Why is this important?
Well, that way, you can see the points they are making, learn to understand what to look for, and indeed what you should be thinking about when looking over a game you have played.
Another great thing to do, is watch people like Dywrin and Nick Sibiky on youtube. They will help you understand the game itself better, so when you understand the game better you will be able to self identify where you went wrong in your own games, what worked, what didn’t and what could have been a more opimal outcome.
When it comes to variations there are only 2 ways i can think of that will realistically improve this skill. 1) Play more games, get better at the game. 2) Do a lot of life and death/ Tsumego problems. This will help reading ability and instinct, and help you to memorise different sequences of moves, different tesuji and so on. Really, the best way forward is by doing both. You can learn a lot from go problems, but that knowladge is useless if you dont know how to apply it.
So… to summarise.
-Watch youtube/ stronger players, play games and explain their moves.
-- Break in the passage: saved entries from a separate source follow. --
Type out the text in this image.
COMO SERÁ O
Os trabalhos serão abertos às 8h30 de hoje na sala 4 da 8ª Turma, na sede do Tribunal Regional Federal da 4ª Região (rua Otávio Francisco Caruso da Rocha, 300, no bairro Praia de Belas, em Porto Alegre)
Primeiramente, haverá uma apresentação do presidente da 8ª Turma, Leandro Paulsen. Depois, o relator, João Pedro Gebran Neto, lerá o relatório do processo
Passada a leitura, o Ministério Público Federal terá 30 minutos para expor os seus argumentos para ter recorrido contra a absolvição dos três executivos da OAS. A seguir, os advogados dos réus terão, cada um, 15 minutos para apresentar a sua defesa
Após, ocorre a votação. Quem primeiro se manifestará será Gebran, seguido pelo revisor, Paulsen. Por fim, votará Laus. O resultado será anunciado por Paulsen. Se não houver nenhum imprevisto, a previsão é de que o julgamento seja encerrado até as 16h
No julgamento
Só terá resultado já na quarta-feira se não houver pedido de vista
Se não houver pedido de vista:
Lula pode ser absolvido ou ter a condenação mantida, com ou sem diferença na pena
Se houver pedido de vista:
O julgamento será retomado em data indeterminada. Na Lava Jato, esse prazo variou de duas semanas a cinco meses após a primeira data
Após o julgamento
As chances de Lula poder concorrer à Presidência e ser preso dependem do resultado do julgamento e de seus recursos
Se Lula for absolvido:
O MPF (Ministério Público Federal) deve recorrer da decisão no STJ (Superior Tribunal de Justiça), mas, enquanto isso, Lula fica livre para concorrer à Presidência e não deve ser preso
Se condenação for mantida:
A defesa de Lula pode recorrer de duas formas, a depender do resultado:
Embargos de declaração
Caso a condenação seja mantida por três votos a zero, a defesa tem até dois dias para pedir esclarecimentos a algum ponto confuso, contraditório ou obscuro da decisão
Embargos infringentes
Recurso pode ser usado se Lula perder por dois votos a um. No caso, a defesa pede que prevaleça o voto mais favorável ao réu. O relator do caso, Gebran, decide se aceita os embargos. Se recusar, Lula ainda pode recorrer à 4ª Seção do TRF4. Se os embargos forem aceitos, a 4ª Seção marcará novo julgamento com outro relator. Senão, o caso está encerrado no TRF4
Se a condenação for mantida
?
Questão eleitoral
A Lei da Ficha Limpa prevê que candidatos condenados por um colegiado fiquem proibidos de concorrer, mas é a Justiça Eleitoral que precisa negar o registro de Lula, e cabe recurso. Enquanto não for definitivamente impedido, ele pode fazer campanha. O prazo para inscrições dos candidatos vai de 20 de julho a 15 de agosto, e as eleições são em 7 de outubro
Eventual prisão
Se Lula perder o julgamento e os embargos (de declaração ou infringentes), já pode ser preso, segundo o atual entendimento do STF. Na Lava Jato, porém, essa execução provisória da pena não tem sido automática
-have strongert palyers do reveiws for you, so you can learn from them
-Play more games, and do more life and death/ tsumego problems.
I hope this helps my dude.
I’d say, note how you expect a key (as you evaluate it when you play it) move to unfold.
Check after the game how your opponent responded to that move and how close it was to your plan.
Check after 5, 10, 20 moves if you kept up with that key move. Maybe it was really important, maybe it evolved into a group that had to die.
That’s how I would review my actions on something in general, I guess it applies to Go.
When I was reviewing my own games, I would look for when things went bad, and try to review and fix that problem so that it didn’t happen again. Say a group got killed:
I then went back and found otu when the group got cut off from the rest of the board and tried to find out how to make it connect out (usually about 20 moves before it died)
Then I went back further and found out the last point when the dead group coudl ahve either lived locally or connected out, usually about 5-10 moves even earlier than in point #1.
Finally I would go back to the opening to find when the group go weak and when I could ahve given it a nice extension or influence-making move.
So what ended up happening, was that any group that got attacked and made my opponent gain profit, was caused by an opening mistake. Any group that died, was caused by an opening mistake. Any group that I got to attack for profit, was due to an opening mistake by my opponent. Eventually I realized that having a strong opening means you start the midgame strong.
Every other minor point, like “which obscure joseki variation to choose”, or “how to squeeze a few mor epoints in the endgame” became the only real issues as I approached 1D. This made it easier to improve on those details, as I didn’t have to worry about major screw ups.